The Arizona SB 1070 Act concerns the rules of immigration applicable to the American state of Arizona. Even though three provisions of the Act were struck out, the basic ‘show your papers’ doctrine has been allowed to stand. Section 2B of this legislation allows policemen to check the immigration documents of individuals stopped for other offences. The legislation has been viewed by many (President Obama and some Arizona officials included) as promoting a culture of suspicion without any use of hardcore evidence of guilt.
The FATA Actions (in Aid for Civil Power) Regulation similarly appears to have established the criterion of guilt as mere suspicion of wrongdoing. Specifically, Chapter IV ‘Powers during action in aid of civil power’ states that, anyone merely ‘suspect’ of wrongdoing can be arrested. Regulation 6b states that even a mere ‘apprehension’ that someone may be hiding weapons is enough to enter upon a property and seize the suspicious item. It has been argued that this legislation is applicable not just for those residing in the FATA region, but for all Pakistanis, as explained by Regulation 9 (The News Pakistan, 3 March 2012, page 7, ‘Criminalising Justice’, Babar Sattar).
These two pieces of legislation remind one, unrelentingly, of the similar culture of suspicion that was created by Robespierre during, what came to be known as, The Terror in the years immediately following the French Revolution of 1789.
In his speech, on February 5th 1794, ‘On the Principles of Morality (that should govern the National Convention in the domestic administration of the Republic)’, Robespierre’s most striking claim was that while a nation at peace may be governed by ‘virtue’, a nation at war must be governed, both, by virtue and ‘terror’. And for Robespierre, France, having just established the success of the Revolution that in turn established ‘democracy’, was in just such a state of war- a war against those ‘conspirators’ and ‘enemies of the revolution’ who were trying to destroy the new Republic. Robespierre believed that because France was in an emergency situation, consequently emergency- and apparently excessive- powers were needed for those who ruled. It was this belief that led him to create the Committee of Public Safety in 1793 and pass the Law of Suspects which stated that suspected persons were ‘ those who, either by their conduct or their relationships, by their remarks or by their writing, are shown to be partisans of tyranny and federalism and enemies of liberty’ (http://www.chnm.gmu.edu/revolution). Nothing beyond a mere suspicion was required to give the leadership the right to execute a man.

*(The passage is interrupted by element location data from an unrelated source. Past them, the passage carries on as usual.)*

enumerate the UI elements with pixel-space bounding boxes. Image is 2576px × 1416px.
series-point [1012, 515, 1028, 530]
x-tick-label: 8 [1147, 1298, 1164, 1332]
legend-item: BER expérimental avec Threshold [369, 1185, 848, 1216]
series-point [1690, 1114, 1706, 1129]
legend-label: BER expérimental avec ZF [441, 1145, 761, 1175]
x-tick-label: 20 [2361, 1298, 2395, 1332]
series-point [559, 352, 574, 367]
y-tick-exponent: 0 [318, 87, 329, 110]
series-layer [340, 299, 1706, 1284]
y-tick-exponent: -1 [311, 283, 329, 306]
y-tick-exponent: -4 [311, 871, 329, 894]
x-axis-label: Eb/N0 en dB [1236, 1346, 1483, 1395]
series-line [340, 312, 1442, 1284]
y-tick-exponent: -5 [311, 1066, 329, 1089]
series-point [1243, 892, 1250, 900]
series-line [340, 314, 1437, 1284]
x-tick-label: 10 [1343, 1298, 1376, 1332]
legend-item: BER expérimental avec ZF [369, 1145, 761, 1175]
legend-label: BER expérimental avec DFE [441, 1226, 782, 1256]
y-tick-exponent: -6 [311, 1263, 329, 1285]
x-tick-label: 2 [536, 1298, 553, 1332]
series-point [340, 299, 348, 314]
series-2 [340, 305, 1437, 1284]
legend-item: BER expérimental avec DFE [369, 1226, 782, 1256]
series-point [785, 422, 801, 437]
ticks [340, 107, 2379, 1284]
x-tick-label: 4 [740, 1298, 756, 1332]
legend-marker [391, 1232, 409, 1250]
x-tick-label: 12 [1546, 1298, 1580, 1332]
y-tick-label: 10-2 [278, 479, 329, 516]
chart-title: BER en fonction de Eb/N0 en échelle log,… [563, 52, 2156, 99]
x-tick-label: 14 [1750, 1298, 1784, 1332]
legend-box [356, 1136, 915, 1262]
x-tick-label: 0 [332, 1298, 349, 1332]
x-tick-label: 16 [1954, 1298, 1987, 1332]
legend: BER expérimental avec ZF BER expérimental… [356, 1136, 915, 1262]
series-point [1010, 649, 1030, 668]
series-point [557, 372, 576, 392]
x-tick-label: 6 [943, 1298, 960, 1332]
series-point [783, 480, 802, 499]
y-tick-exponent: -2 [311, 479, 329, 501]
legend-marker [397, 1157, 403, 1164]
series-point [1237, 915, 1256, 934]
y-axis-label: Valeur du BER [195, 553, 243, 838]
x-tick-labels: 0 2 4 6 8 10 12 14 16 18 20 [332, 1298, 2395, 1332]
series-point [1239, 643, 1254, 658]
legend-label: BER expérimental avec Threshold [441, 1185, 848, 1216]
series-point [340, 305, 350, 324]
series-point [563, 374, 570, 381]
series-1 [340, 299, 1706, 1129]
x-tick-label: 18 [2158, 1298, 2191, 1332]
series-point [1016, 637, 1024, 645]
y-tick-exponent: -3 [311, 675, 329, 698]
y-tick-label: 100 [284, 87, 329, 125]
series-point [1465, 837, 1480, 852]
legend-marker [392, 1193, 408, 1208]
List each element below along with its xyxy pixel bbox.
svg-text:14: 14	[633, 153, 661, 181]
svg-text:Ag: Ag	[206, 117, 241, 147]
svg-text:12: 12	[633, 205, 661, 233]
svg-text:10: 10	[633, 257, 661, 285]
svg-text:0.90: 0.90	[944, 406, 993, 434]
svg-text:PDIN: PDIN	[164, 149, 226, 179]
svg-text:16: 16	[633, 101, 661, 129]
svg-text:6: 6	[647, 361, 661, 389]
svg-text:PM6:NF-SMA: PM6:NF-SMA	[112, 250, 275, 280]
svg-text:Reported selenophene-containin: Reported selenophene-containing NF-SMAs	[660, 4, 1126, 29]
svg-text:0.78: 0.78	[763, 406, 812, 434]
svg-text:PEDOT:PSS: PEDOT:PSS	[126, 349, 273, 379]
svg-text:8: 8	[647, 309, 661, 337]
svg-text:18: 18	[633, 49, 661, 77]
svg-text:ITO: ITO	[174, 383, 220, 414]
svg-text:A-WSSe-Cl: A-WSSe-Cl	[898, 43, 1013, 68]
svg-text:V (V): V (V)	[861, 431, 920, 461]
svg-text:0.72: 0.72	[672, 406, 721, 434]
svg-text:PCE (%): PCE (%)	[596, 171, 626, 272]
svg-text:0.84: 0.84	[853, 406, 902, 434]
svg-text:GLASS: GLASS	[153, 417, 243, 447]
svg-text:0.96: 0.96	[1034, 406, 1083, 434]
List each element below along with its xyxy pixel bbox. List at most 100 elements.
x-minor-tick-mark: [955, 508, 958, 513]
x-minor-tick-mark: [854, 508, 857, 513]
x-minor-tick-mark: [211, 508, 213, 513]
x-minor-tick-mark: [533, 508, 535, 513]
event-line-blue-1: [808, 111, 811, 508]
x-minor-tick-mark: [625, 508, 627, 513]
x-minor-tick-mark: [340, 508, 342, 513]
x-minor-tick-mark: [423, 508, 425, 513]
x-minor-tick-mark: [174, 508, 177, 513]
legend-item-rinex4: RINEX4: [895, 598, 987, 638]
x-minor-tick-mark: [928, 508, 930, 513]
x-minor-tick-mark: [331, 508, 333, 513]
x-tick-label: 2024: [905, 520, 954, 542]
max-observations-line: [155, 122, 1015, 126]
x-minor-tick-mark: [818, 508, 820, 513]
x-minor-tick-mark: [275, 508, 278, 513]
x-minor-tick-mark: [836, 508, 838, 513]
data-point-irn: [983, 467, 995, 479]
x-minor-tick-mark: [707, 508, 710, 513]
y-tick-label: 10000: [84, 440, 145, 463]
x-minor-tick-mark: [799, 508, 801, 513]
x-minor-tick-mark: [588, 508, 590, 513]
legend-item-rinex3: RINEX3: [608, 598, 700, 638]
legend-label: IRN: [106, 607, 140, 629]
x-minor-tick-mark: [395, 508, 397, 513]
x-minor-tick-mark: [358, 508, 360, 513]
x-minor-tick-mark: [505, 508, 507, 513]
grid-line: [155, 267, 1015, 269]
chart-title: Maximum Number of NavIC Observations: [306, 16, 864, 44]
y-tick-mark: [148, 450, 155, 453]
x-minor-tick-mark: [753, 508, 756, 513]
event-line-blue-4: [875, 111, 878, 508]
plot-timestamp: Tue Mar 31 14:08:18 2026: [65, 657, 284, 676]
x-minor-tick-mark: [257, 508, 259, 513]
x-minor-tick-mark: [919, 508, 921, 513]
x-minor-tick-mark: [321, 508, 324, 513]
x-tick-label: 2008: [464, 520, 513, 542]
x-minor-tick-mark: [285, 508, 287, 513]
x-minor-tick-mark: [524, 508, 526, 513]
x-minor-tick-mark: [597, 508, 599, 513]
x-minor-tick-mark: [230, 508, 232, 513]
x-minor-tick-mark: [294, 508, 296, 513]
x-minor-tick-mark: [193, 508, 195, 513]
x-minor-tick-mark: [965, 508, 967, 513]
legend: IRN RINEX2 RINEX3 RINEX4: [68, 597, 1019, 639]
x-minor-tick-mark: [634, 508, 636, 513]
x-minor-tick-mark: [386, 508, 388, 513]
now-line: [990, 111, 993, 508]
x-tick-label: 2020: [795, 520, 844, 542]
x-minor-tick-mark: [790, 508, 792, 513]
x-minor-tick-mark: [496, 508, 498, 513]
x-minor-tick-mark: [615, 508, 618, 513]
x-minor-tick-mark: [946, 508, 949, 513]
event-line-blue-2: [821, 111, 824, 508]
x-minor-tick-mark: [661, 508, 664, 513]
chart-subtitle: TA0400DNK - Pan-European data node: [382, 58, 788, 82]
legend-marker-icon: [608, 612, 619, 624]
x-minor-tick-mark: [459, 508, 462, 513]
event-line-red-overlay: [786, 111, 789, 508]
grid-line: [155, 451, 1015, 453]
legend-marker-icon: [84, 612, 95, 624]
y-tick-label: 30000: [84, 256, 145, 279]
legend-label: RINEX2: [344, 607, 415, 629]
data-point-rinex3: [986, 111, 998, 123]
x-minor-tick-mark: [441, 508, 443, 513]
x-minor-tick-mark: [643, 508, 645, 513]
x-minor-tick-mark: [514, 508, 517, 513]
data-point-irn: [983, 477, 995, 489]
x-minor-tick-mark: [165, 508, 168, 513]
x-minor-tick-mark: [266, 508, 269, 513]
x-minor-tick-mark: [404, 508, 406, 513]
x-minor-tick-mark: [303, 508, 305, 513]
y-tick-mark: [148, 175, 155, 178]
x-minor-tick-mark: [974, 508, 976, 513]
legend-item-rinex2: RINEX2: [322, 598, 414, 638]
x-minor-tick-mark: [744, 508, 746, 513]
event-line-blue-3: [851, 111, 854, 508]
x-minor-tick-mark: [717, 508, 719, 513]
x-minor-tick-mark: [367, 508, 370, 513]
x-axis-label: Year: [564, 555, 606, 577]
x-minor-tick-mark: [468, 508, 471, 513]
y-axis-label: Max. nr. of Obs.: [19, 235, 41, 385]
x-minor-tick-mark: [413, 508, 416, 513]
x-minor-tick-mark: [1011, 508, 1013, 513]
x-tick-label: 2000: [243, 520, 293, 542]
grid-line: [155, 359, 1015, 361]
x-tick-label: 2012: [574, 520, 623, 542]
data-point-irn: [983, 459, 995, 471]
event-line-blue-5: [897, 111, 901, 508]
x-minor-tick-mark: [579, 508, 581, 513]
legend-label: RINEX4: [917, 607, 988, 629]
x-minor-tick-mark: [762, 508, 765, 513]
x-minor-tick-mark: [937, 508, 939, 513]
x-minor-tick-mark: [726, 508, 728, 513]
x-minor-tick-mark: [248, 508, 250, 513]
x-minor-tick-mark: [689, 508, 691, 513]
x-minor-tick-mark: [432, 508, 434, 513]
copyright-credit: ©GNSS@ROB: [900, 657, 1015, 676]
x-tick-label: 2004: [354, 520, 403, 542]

The Law of Suspects heralded the Reign of Terror in 1793 (after Louis XVI’s execution), claiming its very first victim, Marie Antoinette. In the months between September 1793 and February 1794 the revolutionary tribunal in Paris convicted and executed 238 men and 31 women and acquitted 190 persons, and on February 5 there were over 5,000 individuals in the prisons in Paris awaiting trial (http://www.fordham.edu/halsall/mod/1794robespierre.asp ).
But what is even more frightening, than the fact that our legislation- today- eerily reflects the legislation passed during the reign of The Terror, is that even the logic used to justify The Terror appears to have diffused into our society. A recent article explained that the public will be satisfied if the judiciary is able to persuade the Prime Minister to write to the Swiss authorities because ‘the court will be viewed as doing the right thing even if it is for the wrong reasons’ (The News Pakistan, 27 June 2012, page 7, ‘This Disastrous Changeover’, Zafar Hilaly). Such a mentality would reflect the very same logic Robespierre used to justify his use of Terror. He argued that because enemies of democracy and the revolution do not respond to reason, and since the Revolution had to be saved at any cost, terrorising its ‘enemies’ was justified. The reasoning above seems to imply the same thing: the leadership of the country must be removed because of the wrongs it has committed in the past and continues to make in the present, regardless of the principles of right and wrong.
Clearly, such an idea is a complete contradiction. The leadership of our country is condemned because it is corrupt (the refusal to write to Swiss authorities to expose the President’s money swindling past) and yet it has been suggested that removing corrupt leaders by using similarly wrong methods and consequently becoming immoral ourselves in the process, is acceptable. Some may believe that in certain situations, particularly Pakistan currently, the old maxim ‘the end justifies the means’ is acceptable. However, it is the consequences of pursuing such a policy that have been witnessed before in history that must notbe forgotten.
In our enthusiasm to remove corruption we must not forget the principle’s that we are fighting for- noble as this may sound. This was the precise fault of Robespierre, then a champion of liberty, ‘the Incorruptible’, now remembered as the ‘master of The Terror’.